Bearing Witness: Photos of the Iraq War

On April 7, 2003, Reuters photographer Faleh Kheiber took a photo that will forever speak of the cruelty of war. Kheiber’s photo, and dozens of others taken by fellow Reuters photojournalists working in Iraq, comprise an exhibition of war photography marking the fifth anniversary of the U.S. invasion of Iraq.

Bearing Witness: Five Years of the Iraq War, is the inaugural exhibition for the Idea Generation Gallery in London, a timely show that is actually a collaboration between the gallery and the Reuters news agency. The Head of Visual Projects at Reuters, Jassim Ahmad, said of the gallery exhibit: “This is a tribute to 125 journalists who have died in the conflict, including seven colleagues, and testament to the bravery and tenacity of those who have born witness through half a decade of conflict.” Readers should be reminded that press safety advocates like the International Press Institute have designated Iraq as the most dangerous country in the world for journalists.

Reuters photo

[ Iraqi guerillas - Photo by Reuters news agency, from the Bearing Witness exhibit. ]


The exhibit stretches throughout two floors of the Idea Generation Gallery, bringing together war photography, video, and information graphics so as to form a narrative concerning the harrowing nature of frontline war journalism. Americans may be familiar with a number of indelible images in the exhibit, but there are other photos included in the show that will be less familiar to an audience habituated to the sanitized version of the Iraq war as presented by mainstream media outlets. Faleh Kheiber’s photo comes to mind.

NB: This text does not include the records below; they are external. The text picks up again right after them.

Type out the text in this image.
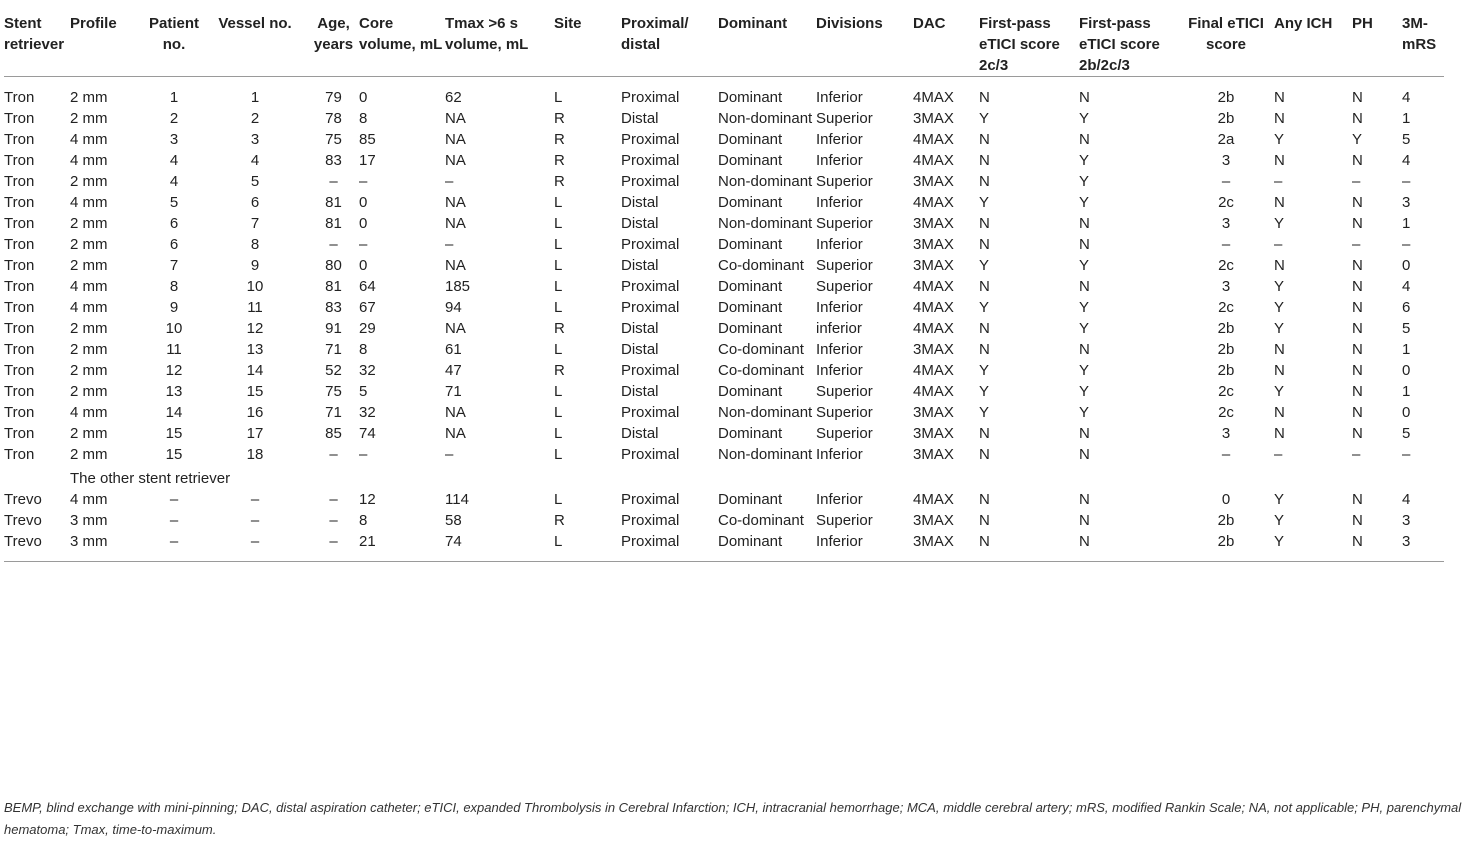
Stent retriever	Profile	Patient no.	Vessel no.	Age, years	Core volume, mL	Tmax >6 s volume, mL	Site	Proximal/ distal	Dominant	Divisions	DAC	First-pass eTICI score 2c/3	First-pass eTICI score 2b/2c/3	Final eTICI score	Any ICH	PH	3M-mRS
Tron	2 mm	1	1	79	0	62	L	Proximal	Dominant	Inferior	4MAX	N	N	2b	N	N	4
Tron	2 mm	2	2	78	8	NA	R	Distal	Non-dominant	Superior	3MAX	Y	Y	2b	N	N	1
Tron	4 mm	3	3	75	85	NA	R	Proximal	Dominant	Inferior	4MAX	N	N	2a	Y	Y	5
Tron	4 mm	4	4	83	17	NA	R	Proximal	Dominant	Inferior	4MAX	N	Y	3	N	N	4
Tron	2 mm	4	5	–	–	–	R	Proximal	Non-dominant	Superior	3MAX	N	Y	–	–	–	–
Tron	4 mm	5	6	81	0	NA	L	Distal	Dominant	Inferior	4MAX	Y	Y	2c	N	N	3
Tron	2 mm	6	7	81	0	NA	L	Distal	Non-dominant	Superior	3MAX	N	N	3	Y	N	1
Tron	2 mm	6	8	–	–	–	L	Proximal	Dominant	Inferior	3MAX	N	N	–	–	–	–
Tron	2 mm	7	9	80	0	NA	L	Distal	Co-dominant	Superior	3MAX	Y	Y	2c	N	N	0
Tron	4 mm	8	10	81	64	185	L	Proximal	Dominant	Superior	4MAX	N	N	3	Y	N	4
Tron	4 mm	9	11	83	67	94	L	Proximal	Dominant	Inferior	4MAX	Y	Y	2c	Y	N	6
Tron	2 mm	10	12	91	29	NA	R	Distal	Dominant	inferior	4MAX	N	Y	2b	Y	N	5
Tron	2 mm	11	13	71	8	61	L	Distal	Co-dominant	Inferior	3MAX	N	N	2b	N	N	1
Tron	2 mm	12	14	52	32	47	R	Proximal	Co-dominant	Inferior	4MAX	Y	Y	2b	N	N	0
Tron	2 mm	13	15	75	5	71	L	Distal	Dominant	Superior	4MAX	Y	Y	2c	Y	N	1
Tron	4 mm	14	16	71	32	NA	L	Proximal	Non-dominant	Superior	3MAX	Y	Y	2c	N	N	0
Tron	2 mm	15	17	85	74	NA	L	Distal	Dominant	Superior	3MAX	N	N	3	N	N	5
Tron	2 mm	15	18	–	–	–	L	Proximal	Non-dominant	Inferior	3MAX	N	N	–	–	–	–
The other stent retriever																	
Trevo	4 mm	–	–	–	12	114	L	Proximal	Dominant	Inferior	4MAX	N	N	0	Y	N	4
Trevo	3 mm	–	–	–	8	58	R	Proximal	Co-dominant	Superior	3MAX	N	N	2b	Y	N	3
Trevo	3 mm	–	–	–	21	74	L	Proximal	Dominant	Inferior	3MAX	N	N	2b	Y	N	3
BEMP, blind exchange with mini-pinning; DAC, distal aspiration catheter; eTICI, expanded Thrombolysis in Cerebral Infarction; ICH, intracranial hemorrhage; MCA, middle cerebral artery; mRS, modified Rankin Scale; NA, not applicable; PH, parenchymal hematoma; Tmax, time-to-maximum.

Faleh Kheiber visited Baghdad’s Kindi hospital on April 7, 2003, along with the Gulf Bureau Chief for Reuters, Samia Nakhoul - just as U.S. troops began capturing parts of the Iraqi capital. The two interviewed and photographed 12 year old Ali Ismail Abbas, whose family home had been hit by U.S. missiles; Ali’s father, pregnant mother, brother, aunt, three cousins and three other relatives all perished in the explosion. Ali suffered third-degree burns over 60 percent of his body - and the deadly blast had blown off both of his arms. The two Reuters journalists filed their story on the unfortunate Ali, and their report was picked up and published worldwide - with Kheiber’s tear-jerking photograph breaking hearts around the world. But that would not be the end of the tale.

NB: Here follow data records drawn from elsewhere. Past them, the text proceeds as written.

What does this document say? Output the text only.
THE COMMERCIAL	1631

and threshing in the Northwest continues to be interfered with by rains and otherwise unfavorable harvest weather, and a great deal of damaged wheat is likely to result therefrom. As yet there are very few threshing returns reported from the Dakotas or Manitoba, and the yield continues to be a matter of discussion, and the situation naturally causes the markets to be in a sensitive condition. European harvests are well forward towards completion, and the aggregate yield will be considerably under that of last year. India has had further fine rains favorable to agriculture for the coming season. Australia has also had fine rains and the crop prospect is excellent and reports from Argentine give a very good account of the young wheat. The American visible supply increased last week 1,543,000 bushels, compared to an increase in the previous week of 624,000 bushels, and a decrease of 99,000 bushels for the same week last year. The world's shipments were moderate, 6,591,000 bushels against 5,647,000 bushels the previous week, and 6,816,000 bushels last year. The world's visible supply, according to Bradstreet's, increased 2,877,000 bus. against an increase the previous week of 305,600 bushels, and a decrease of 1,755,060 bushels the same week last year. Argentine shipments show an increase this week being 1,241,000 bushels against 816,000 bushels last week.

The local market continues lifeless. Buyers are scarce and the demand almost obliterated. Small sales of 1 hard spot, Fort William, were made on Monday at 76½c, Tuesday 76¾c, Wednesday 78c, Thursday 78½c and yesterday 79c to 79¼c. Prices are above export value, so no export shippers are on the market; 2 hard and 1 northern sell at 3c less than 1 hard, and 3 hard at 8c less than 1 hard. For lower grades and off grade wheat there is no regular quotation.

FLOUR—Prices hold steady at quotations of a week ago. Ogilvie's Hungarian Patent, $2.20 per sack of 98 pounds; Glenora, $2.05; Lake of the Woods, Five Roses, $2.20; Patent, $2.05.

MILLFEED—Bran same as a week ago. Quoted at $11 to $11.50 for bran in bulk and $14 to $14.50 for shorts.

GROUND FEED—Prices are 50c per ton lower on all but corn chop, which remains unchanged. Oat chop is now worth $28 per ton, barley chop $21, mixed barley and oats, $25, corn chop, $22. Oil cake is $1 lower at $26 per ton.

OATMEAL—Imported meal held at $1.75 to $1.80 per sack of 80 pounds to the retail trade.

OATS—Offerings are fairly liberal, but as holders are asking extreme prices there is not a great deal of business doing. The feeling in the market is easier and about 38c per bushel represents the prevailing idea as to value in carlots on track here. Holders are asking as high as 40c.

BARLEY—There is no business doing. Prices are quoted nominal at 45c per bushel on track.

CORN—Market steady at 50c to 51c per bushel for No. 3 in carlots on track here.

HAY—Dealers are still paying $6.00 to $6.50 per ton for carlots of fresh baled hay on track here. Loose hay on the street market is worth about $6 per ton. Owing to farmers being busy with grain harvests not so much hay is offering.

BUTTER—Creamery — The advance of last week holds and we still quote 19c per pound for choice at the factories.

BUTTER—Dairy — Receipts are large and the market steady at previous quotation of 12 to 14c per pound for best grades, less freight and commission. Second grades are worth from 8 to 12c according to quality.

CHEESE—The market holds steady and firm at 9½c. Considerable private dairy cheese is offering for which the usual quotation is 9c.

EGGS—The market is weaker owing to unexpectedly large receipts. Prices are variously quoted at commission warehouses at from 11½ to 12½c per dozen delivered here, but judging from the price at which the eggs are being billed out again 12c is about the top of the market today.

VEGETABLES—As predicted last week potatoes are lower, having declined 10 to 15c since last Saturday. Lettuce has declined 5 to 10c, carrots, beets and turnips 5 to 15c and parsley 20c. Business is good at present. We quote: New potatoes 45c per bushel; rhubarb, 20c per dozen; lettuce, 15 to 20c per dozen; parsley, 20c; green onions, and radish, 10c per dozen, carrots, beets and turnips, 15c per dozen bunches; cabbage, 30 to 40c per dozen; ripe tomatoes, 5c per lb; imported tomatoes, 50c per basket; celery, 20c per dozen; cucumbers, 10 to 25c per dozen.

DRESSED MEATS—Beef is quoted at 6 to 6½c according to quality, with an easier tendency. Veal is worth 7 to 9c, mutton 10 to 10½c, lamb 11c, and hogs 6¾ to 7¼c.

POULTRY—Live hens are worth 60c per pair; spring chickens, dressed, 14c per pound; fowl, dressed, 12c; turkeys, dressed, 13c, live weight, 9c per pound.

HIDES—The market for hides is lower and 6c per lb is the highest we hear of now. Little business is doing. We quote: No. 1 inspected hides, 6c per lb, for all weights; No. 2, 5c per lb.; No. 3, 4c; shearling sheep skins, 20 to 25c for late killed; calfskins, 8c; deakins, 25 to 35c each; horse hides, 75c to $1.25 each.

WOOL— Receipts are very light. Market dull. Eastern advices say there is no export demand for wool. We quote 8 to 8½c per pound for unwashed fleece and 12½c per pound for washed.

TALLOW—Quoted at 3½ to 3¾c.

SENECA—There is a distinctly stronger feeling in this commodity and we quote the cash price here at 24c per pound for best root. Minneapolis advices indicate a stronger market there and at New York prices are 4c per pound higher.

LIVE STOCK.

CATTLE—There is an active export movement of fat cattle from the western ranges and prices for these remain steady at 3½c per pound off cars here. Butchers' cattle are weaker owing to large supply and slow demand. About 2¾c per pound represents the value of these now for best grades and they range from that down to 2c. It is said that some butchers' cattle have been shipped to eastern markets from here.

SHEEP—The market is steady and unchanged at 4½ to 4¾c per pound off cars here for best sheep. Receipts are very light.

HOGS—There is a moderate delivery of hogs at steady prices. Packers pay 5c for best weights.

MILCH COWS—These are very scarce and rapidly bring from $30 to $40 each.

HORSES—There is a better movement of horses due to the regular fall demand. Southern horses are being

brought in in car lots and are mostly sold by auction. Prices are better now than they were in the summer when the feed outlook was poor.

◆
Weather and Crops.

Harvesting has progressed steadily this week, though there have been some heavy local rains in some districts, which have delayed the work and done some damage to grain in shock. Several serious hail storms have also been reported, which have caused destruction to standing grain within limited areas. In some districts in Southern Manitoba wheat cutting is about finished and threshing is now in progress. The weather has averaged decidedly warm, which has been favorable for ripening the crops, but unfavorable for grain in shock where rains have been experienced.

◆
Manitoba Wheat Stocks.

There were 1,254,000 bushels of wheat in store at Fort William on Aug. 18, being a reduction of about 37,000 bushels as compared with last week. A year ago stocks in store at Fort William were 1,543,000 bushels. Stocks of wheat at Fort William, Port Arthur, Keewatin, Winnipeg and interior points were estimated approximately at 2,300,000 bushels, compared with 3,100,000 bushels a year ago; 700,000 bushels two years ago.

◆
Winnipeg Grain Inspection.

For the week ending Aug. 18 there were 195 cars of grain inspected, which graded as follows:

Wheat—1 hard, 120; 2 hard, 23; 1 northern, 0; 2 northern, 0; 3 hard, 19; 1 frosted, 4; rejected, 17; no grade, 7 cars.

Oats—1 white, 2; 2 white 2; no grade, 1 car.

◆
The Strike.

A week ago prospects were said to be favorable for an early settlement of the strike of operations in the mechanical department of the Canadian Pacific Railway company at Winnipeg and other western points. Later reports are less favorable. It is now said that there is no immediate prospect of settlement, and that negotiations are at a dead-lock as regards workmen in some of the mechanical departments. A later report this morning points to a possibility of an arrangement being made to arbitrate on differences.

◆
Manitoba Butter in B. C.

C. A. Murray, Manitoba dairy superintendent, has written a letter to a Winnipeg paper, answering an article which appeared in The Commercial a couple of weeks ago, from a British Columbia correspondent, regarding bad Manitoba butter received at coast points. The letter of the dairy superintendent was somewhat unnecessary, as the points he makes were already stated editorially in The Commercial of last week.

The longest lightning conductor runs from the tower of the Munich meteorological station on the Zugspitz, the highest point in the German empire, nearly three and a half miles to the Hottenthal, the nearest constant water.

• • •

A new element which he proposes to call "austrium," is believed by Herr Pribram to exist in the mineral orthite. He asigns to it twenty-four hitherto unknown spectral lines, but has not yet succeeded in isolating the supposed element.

The day after Faleh Kheiber and Samia Nakhoul filed their story, the two were in Baghdad’s Palestine Hotel, where the Reuter’s Baghdad bureau had located its office in a converted upper floor suite. Some 200 international journalists from various news agencies were based at the hotel, covering the war from the Palestine’s balconies as the capital burned. The U.S. military was informed of the hotel’s role as a headquarters for journalists. As fighting raged near the Palestine, a U.S. tank fired a shell at the hotel’s 15th floor, killing two reporters and severely wounding three others - two of which were Samia Nakhoul and Faleh Kheiber. Ms. Nakhoul required emergency brain surgery in order to survive.

Bearing Witness, runs from April 9, 2008 to May 4, 2008, at the Idea Generation Gallery. 11 Chance Street, London E2 7JB. Reuters’ has also launched an excellent multimedia website in conjunction with the gallery exhibit.